Apareció Nunca Mais anunciando el apocalipsis y “el nivel de odio hacia el Gobierno alcanzó niveles asombrosos”. Suso de Toro anunció que jamás perdonaría a Aznar por lo sucedido y Manuel Rivas proclamó, con ridícula grandilocuencia: “Ahora ha nacido la ciudadanía”.

La realidad es que el PSOE carecía de un discurso ganador, y Zapatero, “en lugar de reorientar ideológicamente su partido para la batalla política, dejó eso a un lado para asumir el insano camino revanchista que las izquierdas más radicales deseaban”.
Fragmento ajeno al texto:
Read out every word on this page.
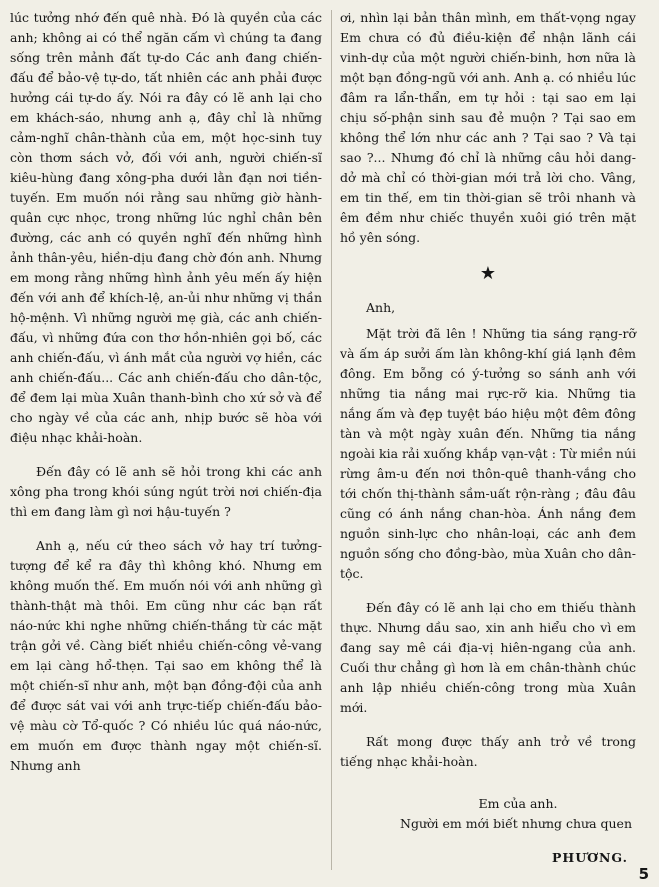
lúc tưởng nhớ đến quê nhà. Đó là quyền của các anh; không ai có thể ngăn cấm vì chúng ta đang sống trên mảnh đất tự-do Các anh đang chiến-đấu để bảo-vệ tự-do, tất nhiên các anh phải được hưởng cái tự-do ấy. Nói ra đây có lẽ anh lại cho em khách-sáo, nhưng anh ạ, đây chỉ là những cảm-nghĩ chân-thành của em, một học-sinh tuy còn thơm sách vở, đối với anh, người chiến-sĩ kiêu-hùng đang xông-pha dưới lằn đạn nơi tiền-tuyến. Em muốn nói rằng sau những giờ hành-quân cực nhọc, trong những lúc nghỉ chân bên đường, các anh có quyền nghĩ đến những hình ảnh thân-yêu, hiền-dịu đang chờ đón anh. Nhưng em mong rằng những hình ảnh yêu mến ấy hiện đến với anh để khích-lệ, an-ủi như những vị thần hộ-mệnh. Vì những người mẹ già, các anh chiến-đấu, vì những đứa con thơ hồn-nhiên gọi bố, các anh chiến-đấu, vì ánh mắt của người vợ hiền, các anh chiến-đấu... Các anh chiến-đấu cho dân-tộc, để đem lại mùa Xuân thanh-bình cho xứ sở và để cho ngày về của các anh, nhịp bước sẽ hòa với điệu nhạc khải-hoàn.

Đến đây có lẽ anh sẽ hỏi trong khi các anh xông pha trong khói súng ngút trời nơi chiến-địa thì em đang làm gì nơi hậu-tuyến ?

Anh ạ, nếu cứ theo sách vở hay trí tưởng-tượng để kể ra đây thì không khó. Nhưng em không muốn thế. Em muốn nói với anh những gì thành-thật mà thôi. Em cũng như các bạn rất náo-nức khi nghe những chiến-thắng từ các mặt trận gởi về. Càng biết nhiều chiến-công vẻ-vang em lại càng hổ-thẹn. Tại sao em không thể là một chiến-sĩ như anh, một bạn đồng-đội của anh để được sát vai với anh trực-tiếp chiến-đấu bảo-vệ màu cờ Tổ-quốc ? Có nhiều lúc quá náo-nức, em muốn em được thành ngay một chiến-sĩ. Nhưng anh

ơi, nhìn lại bản thân mình, em thất-vọng ngay Em chưa có đủ điều-kiện để nhận lãnh cái vinh-dự của một người chiến-binh, hơn nữa là một bạn đồng-ngũ với anh. Anh ạ. có nhiều lúc đâm ra lẩn-thẩn, em tự hỏi : tại sao em lại chịu số-phận sinh sau đẻ muộn ? Tại sao em không thể lớn như các anh ? Tại sao ? Và tại sao ?... Nhưng đó chỉ là những câu hỏi dang-dở mà chỉ có thời-gian mới trả lời cho. Vâng, em tin thế, em tin thời-gian sẽ trôi nhanh và êm đềm như chiếc thuyền xuôi gió trên mặt hồ yên sóng.

★

Anh,

Mặt trời đã lên ! Những tia sáng rạng-rỡ và ấm áp sưởi ấm làn không-khí giá lạnh đêm đông. Em bỗng có ý-tưởng so sánh anh với những tia nắng mai rực-rỡ kia. Những tia nắng ấm và đẹp tuyệt báo hiệu một đêm đông tàn và một ngày xuân đến. Những tia nắng ngoài kia rải xuống khắp vạn-vật : Từ miền núi rừng âm-u đến nơi thôn-quê thanh-vắng cho tới chốn thị-thành sầm-uất rộn-ràng ; đâu đâu cũng có ánh nắng chan-hòa. Ánh nắng đem nguồn sinh-lực cho nhân-loại, các anh đem nguồn sống cho đồng-bào, mùa Xuân cho dân-tộc.

Đến đây có lẽ anh lại cho em thiếu thành thực. Nhưng dầu sao, xin anh hiểu cho vì em đang say mê cái địa-vị hiên-ngang của anh. Cuối thư chẳng gì hơn là em chân-thành chúc anh lập nhiều chiến-công trong mùa Xuân mới.

Rất mong được thấy anh trở về trong tiếng nhạc khải-hoàn.

Em của anh.

Người em mới biết nhưng chưa quen

PHƯƠNG.

5
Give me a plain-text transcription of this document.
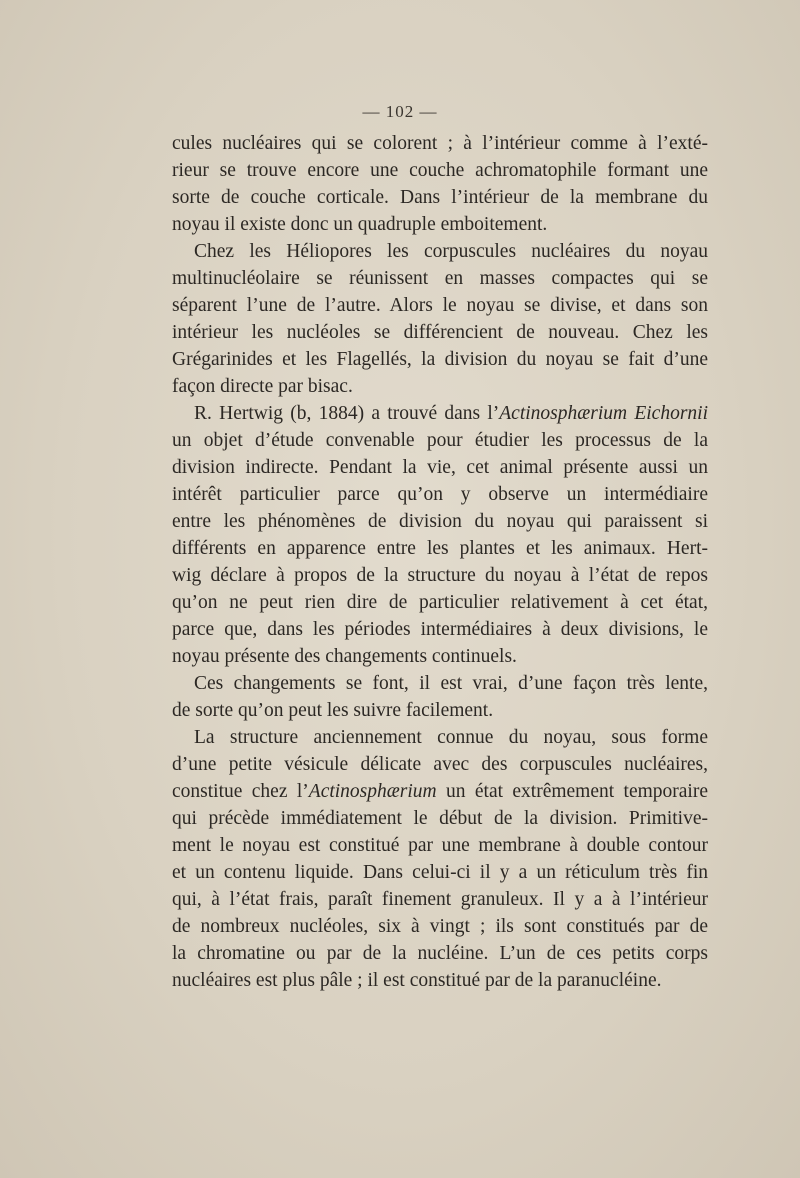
— 102 —
cules nucléaires qui se colorent ; à l’intérieur comme à l’exté-
rieur se trouve encore une couche achromatophile formant une
sorte de couche corticale. Dans l’intérieur de la membrane du
noyau il existe donc un quadruple emboitement.
Chez les Héliopores les corpuscules nucléaires du noyau
multinucléolaire se réunissent en masses compactes qui se
séparent l’une de l’autre. Alors le noyau se divise, et dans son
intérieur les nucléoles se différencient de nouveau. Chez les
Grégarinides et les Flagellés, la division du noyau se fait d’une
façon directe par bisac.
R. Hertwig (b, 1884) a trouvé dans l’Actinosphærium Eichornii
un objet d’étude convenable pour étudier les processus de la
division indirecte. Pendant la vie, cet animal présente aussi un
intérêt particulier parce qu’on y observe un intermédiaire
entre les phénomènes de division du noyau qui paraissent si
différents en apparence entre les plantes et les animaux. Hert-
wig déclare à propos de la structure du noyau à l’état de repos
qu’on ne peut rien dire de particulier relativement à cet état,
parce que, dans les périodes intermédiaires à deux divisions, le
noyau présente des changements continuels.
Ces changements se font, il est vrai, d’une façon très lente,
de sorte qu’on peut les suivre facilement.
La structure anciennement connue du noyau, sous forme
d’une petite vésicule délicate avec des corpuscules nucléaires,
constitue chez l’Actinosphærium un état extrêmement temporaire
qui précède immédiatement le début de la division. Primitive-
ment le noyau est constitué par une membrane à double contour
et un contenu liquide. Dans celui-ci il y a un réticulum très fin
qui, à l’état frais, paraît finement granuleux. Il y a à l’intérieur
de nombreux nucléoles, six à vingt ; ils sont constitués par de
la chromatine ou par de la nucléine. L’un de ces petits corps
nucléaires est plus pâle ; il est constitué par de la paranucléine.
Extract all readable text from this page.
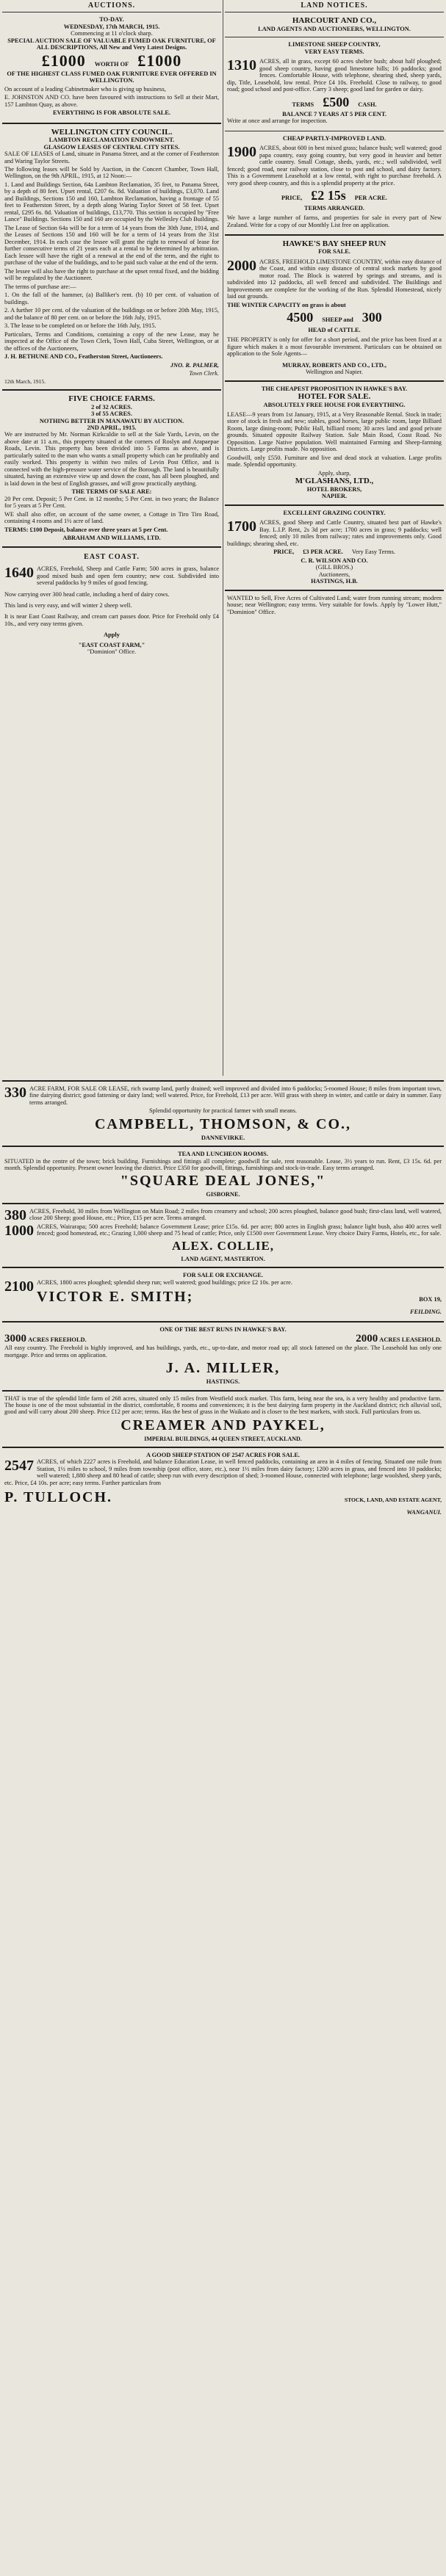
AUCTIONS.
TO-DAY.
WEDNESDAY, 17th MARCH, 1915.
Commencing at 11 o'clock sharp.

SPECIAL AUCTION SALE OF VALUABLE FUMED OAK FURNITURE, OF ALL DESCRIPTIONS, All New and Very Latest Designs.

£1000 WORTH OF £1000

OF THE HIGHEST CLASS FUMED OAK FURNITURE EVER OFFERED IN WELLINGTON.

On account of a leading Cabinetmaker who is giving up business,

E. JOHNSTON AND CO. have been favoured with instructions to Sell at their Mart, 157 Lambton Quay, as above.

EVERYTHING IS FOR ABSOLUTE SALE.

WELLINGTON CITY COUNCIL.
LAMBTON RECLAMATION ENDOWMENT.
GLASGOW LEASES OF CENTRAL CITY SITES.

SALE OF LEASES of Land, situate in Panama Street, and at the corner of Featherston and Waring Taylor Streets.

The following leases will be Sold by Auction, in the Concert Chamber, Town Hall, Wellington, on the 9th APRIL, 1915, at 12 Noon:—

1. Land and Buildings Section, 64a Lambton Reclamation, 35 feet, to Panama Street, by a depth of 80 feet. Upset rental, £207 6s. 8d. Valuation of buildings, £3,070. Land and Buildings, Sections 150 and 160, Lambton Reclamation, having a frontage of 55 feet to Featherston Street, by a depth along Waring Taylor Street of 58 feet. Upset rental, £295 6s. 8d. Valuation of buildings, £13,770. This section is occupied by "Free Lance" Buildings. Sections 150 and 160 are occupied by the Wellesley Club Buildings.

The Lease of Section 64a will be for a term of 14 years from the 30th June, 1914, and the Leases of Sections 150 and 160 will be for a term of 14 years from the 31st December, 1914. In each case the lessee will grant the right to renewal of lease for further consecutive terms of 21 years each at a rental to be determined by arbitration. Each lessee will have the right of a renewal at the end of the term, and the right to purchase of the value of the buildings, and to be paid such value at the end of the term.

The lessee will also have the right to purchase at the upset rental fixed, and the bidding will be regulated by the Auctioneer.

The terms of purchase are:—

1. On the fall of the hammer, (a) Balliker's rent. (b) 10 per cent. of valuation of buildings.

2. A further 10 per cent. of the valuation of the buildings on or before 20th May, 1915, and the balance of 80 per cent. on or before the 16th July, 1915.

3. The lease to be completed on or before the 16th July, 1915.

Particulars, Terms and Conditions, containing a copy of the new Lease, may be inspected at the Office of the Town Clerk, Town Hall, Cuba Street, Wellington, or at the offices of the Auctioneers,

J. H. BETHUNE AND CO., Featherston Street, Auctioneers.

JNO. R. PALMER,
Town Clerk.
12th March, 1915.
FIVE CHOICE FARMS.
2 of 32 ACRES.
3 of 55 ACRES.
NOTHING BETTER IN MANAWATU BY AUCTION.
2ND APRIL, 1915.

We are instructed by Mr. Norman Kirkcaldie to sell at the Sale Yards, Levin, on the above date at 11 a.m., this property situated at the corners of Roslyn and Arapaepae Roads, Levin. This property has been divided into 5 Farms as above, and is particularly suited to the man who wants a small property which can be profitably and easily worked. This property is within two miles of Levin Post Office, and is connected with the high-pressure water service of the Borough. The land is beautifully situated, having an extensive view up and down the coast, has all been ploughed, and is laid down in the best of English grasses, and will grow practically anything.

THE TERMS OF SALE ARE:

20 Per cent. Deposit; 5 Per Cent. in 12 months; 5 Per Cent. in two years; the Balance for 5 years at 5 Per Cent.

WE shall also offer, on account of the same owner, a Cottage in Tiro Tiro Road, containing 4 rooms and 1½ acre of land.

TERMS: £100 Deposit, balance over three years at 5 per Cent.

ABRAHAM AND WILLIAMS, LTD.
EAST COAST.

1640 ACRES, Freehold, Sheep and Cattle Farm; 500 acres in grass, balance good mixed bush and open fern country; new cost. Subdivided into several paddocks by 9 miles of good fencing.

Now carrying over 300 head cattle, including a herd of dairy cows.

This land is very easy, and will winter 2 sheep well.

It is near East Coast Railway, and cream cart passes door. Price for Freehold only £4 10s., and very easy terms given.

Apply
"EAST COAST FARM,"
"Dominion" Office.
LAND NOTICES.
HARCOURT AND CO.,
LAND AGENTS AND AUCTIONEERS, WELLINGTON.
LIMESTONE SHEEP COUNTRY,
VERY EASY TERMS.

1310 ACRES, all in grass, except 60 acres shelter bush; about half ploughed; good sheep country, having good limestone hills; 16 paddocks; good fences. Comfortable House, with telephone, shearing shed, sheep yards, dip, Title, Leasehold, low rental. Price £4 10s. Freehold. Close to railway, to good road; good school and post-office. Carry 3 sheep; good land for garden or dairy.

TERMS £500 CASH.
BALANCE 7 YEARS AT 5 PER CENT.

Write at once and arrange for inspection.

CHEAP PARTLY-IMPROVED LAND.

1900 ACRES, about 600 in best mixed grass; balance bush; well watered; good papa country, easy going country, but very good in heavier and better cattle country. Small Cottage, sheds, yards, etc.; well subdivided, well fenced; good road, near railway station, close to post and school, and dairy factory. This is a Government Leasehold at a low rental, with right to purchase freehold. A very good sheep country, and this is a splendid property at the price.

PRICE, £2 15s PER ACRE.
TERMS ARRANGED.

We have a large number of farms, and properties for sale in every part of New Zealand. Write for a copy of our Monthly List free on application.

HAWKE'S BAY SHEEP RUN
FOR SALE.

2000 ACRES, FREEHOLD LIMESTONE COUNTRY, within easy distance of the Coast, and within easy distance of central stock markets by good motor road. The Block is watered by springs and streams, and is subdivided into 12 paddocks, all well fenced and subdivided. The Buildings and Improvements are complete for the working of the Run. Splendid Homestead, nicely laid out grounds.

THE WINTER CAPACITY on grass is about

4500 SHEEP and 300
HEAD of CATTLE.

THE PROPERTY is only for offer for a short period, and the price has been fixed at a figure which makes it a most favourable investment. Particulars can be obtained on application to the Sole Agents—

MURRAY, ROBERTS AND CO., LTD.,
Wellington and Napier.
THE CHEAPEST PROPOSITION IN HAWKE'S BAY.
HOTEL FOR SALE.
ABSOLUTELY FREE HOUSE FOR EVERYTHING.

LEASE—9 years from 1st January, 1915, at a Very Reasonable Rental. Stock in trade; store of stock in fresh and new; stables, good horses, large public room, large Billiard Room, large dining-room; Public Hall, billiard room; 30 acres land and good private grounds. Situated opposite Railway Station. Sale Main Road, Coast Road. No Opposition. Large Native population. Well maintained Farming and Sheep-farming Districts. Large profits made. No opposition.

Goodwill, only £550. Furniture and live and dead stock at valuation. Large profits made. Splendid opportunity.

Apply, sharp,
M'GLASHANS, LTD.,
HOTEL BROKERS,
NAPIER.
EXCELLENT GRAZING COUNTRY.

1700 ACRES, good Sheep and Cattle Country, situated best part of Hawke's Bay. L.I.P. Rent, 2s 3d per acre; 1700 acres in grass; 9 paddocks; well fenced; only 10 miles from railway; rates and improvements only. Good buildings; shearing shed, etc.

PRICE, £3 PER ACRE. Very Easy Terms.
C. R. WILSON AND CO.
(GILL BROS.)
Auctioneers,
HASTINGS, H.B.

WANTED to Sell, Five Acres of Cultivated Land; water from running stream; modern house; near Wellington; easy terms. Very suitable for fowls. Apply by "Lower Hutt," "Dominion" Office.

330 ACRE FARM, FOR SALE OR LEASE, rich swamp land, partly drained; well improved and divided into 6 paddocks; 5-roomed House; 8 miles from important town, fine dairying district; good fattening or dairy land; well watered. Price, for Freehold, £13 per acre. Will grass with sheep in winter, and cattle or dairy in summer. Easy terms arranged.

Splendid opportunity for practical farmer with small means.

CAMPBELL, THOMSON, & CO.,
DANNEVIRKE.
TEA AND LUNCHEON ROOMS.

SITUATED in the centre of the town; brick building. Furnishings and fittings all complete; goodwill for sale, rent reasonable. Lease, 3½ years to run. Rent, £3 15s. 6d. per month. Splendid opportunity. Present owner leaving the district. Price £350 for goodwill, fittings, furnishings and stock-in-trade. Easy terms arranged.

"SQUARE DEAL JONES,"
GISBORNE.

380 ACRES, Freehold, 30 miles from Wellington on Main Road; 2 miles from creamery and school; 200 acres ploughed, balance good bush; first-class land, well watered, close 200 Sheep; good House, etc.; Price, £15 per acre. Terms arranged.

1000 ACRES, Wairarapa; 500 acres Freehold; balance Government Lease; price £15s. 6d. per acre; 800 acres in English grass; balance light bush, also 400 acres well fenced; good homestead, etc.; Grazing 1,000 sheep and 75 head of cattle; Price, only £1500 over Government Lease. Very choice Dairy Farms, Hotels, etc., for sale.

ALEX. COLLIE,
LAND AGENT, MASTERTON.
FOR SALE OR EXCHANGE.

2100 ACRES, 1800 acres ploughed; splendid sheep run; well watered; good buildings; price £2 10s. per acre.

VICTOR E. SMITH;	BOX 19,
FEILDING.
ONE OF THE BEST RUNS IN HAWKE'S BAY.
3000 ACRES FREEHOLD.	2000 ACRES LEASEHOLD.

All easy country. The Freehold is highly improved, and has buildings, yards, etc., up-to-date, and motor road up; all stock fattened on the place. The Leasehold has only one mortgage. Price and terms on application.

J. A. MILLER,
HASTINGS.

THAT is true of the splendid little farm of 268 acres, situated only 15 miles from Westfield stock market. This farm, being near the sea, is a very healthy and productive farm. The house is one of the most substantial in the district, comfortable, 8 rooms and conveniences; it is the best dairying farm property in the Auckland district; rich alluvial soil, good and will carry about 200 sheep. Price £12 per acre; terms. Has the best of grass in the Waikato and is closer to the best markets, with stock. Full particulars from us.

CREAMER AND PAYKEL,
IMPERIAL BUILDINGS, 44 QUEEN STREET, AUCKLAND.
A GOOD SHEEP STATION OF 2547 ACRES FOR SALE.

2547 ACRES, of which 2227 acres is Freehold, and balance Education Lease, in well fenced paddocks, containing an area in 4 miles of fencing. Situated one mile from Station, 1½ miles to school, 9 miles from township (post office, store, etc.), near 1½ miles from dairy factory; 1200 acres in grass, and fenced into 10 paddocks; well watered; 1,880 sheep and 80 head of cattle; sheep run with every description of shed; 3-roomed House, connected with telephone; large woolshed, sheep yards, etc. Price, £4 10s. per acre; easy terms. Further particulars from

P. TULLOCH.	STOCK, LAND, AND ESTATE AGENT,
WANGANUI.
La guerra de Irak fue otra gran ocasión que aprovechó la izquierda para henchirse de “supremacía moral” sobre cualquiera que le disputase el monopolio del amor a la paz o los sentimientos humanitarios.

“Los viejos estalinistas dan lecciones morales”, lamentaban los diputados que votaron a favor de la posición del Gobierno. Denunciaban la hipocresía de quienes azuzaban “la agresión y el insulto” en las calles. Llegaron a pegarse en las paredes fotos con sus caras, cual si de enemigos públicos se tratase.

Un año antes del 11-M, ahí estaban ya los resortes emocionales que el PSOE estaba dispuesto a tocar de nuevo si hacía falta: el rival político visto, no como simple adversario, sino como el mal absoluto que ataca con perros salvajes, destruye la naturaleza, masacra con misiles a niños inocentes.

¿Por qué no hacerle también responsable de una matanza de casi doscientas personas? “Vuestra guerra, nuestros muertos”, gritaban los manifestantes en la calle Génova durante la jornada de reflexión de 2004, convocados por un SMS surgido del entorno de Pablo Iglesias, según propia confesión a Iñaki Gabilondo.

Una estrategia para siempre

Habían pasado 48 horas desde de un atentado del que, al cabo de 17 años, seguimos ignorando lo esencial. Porque, recuerda Gómez-Alba, las sentencias de la Audiencia Nacional y del Tribunal Supremo “continuaron dejando lagunas en el relato de los acontecimientos, y nunca entraron a valorar las motivaciones del atentado”. Pero en aquel momento daba igual. La estrategia del odio no había funcionado con el Prestige e Irak (el PP ganó cómodamente las municipales y autonómicas de 2003), pero esta vez sí lo haría.

El eje Dóberman-Prestige-Irak-Atocha ha continuado con la memoria histórica o la exhumación de Franco. Las campañas denigratorias contra Isabel Díaz Ayuso, las “alertas anti-fascistas” contra Vox o la aberrante actitud de Pablo Iglesias ante Rocío Monasterio son solo nuevos eslabones de la cadena.

Todo empezó cuando la izquierda vio peligrar el poder que cree le pertenece. Y hoy “el revanchismo, el odio y el resentimiento” son los auténticos “motores de la acción política” del Gobierno de coalición, sentencia Gómez-Alba en "Los años de Aznar". Es decir, sirven tanto para conquistar el poder como para conservarlo. Una lección para no olvidar.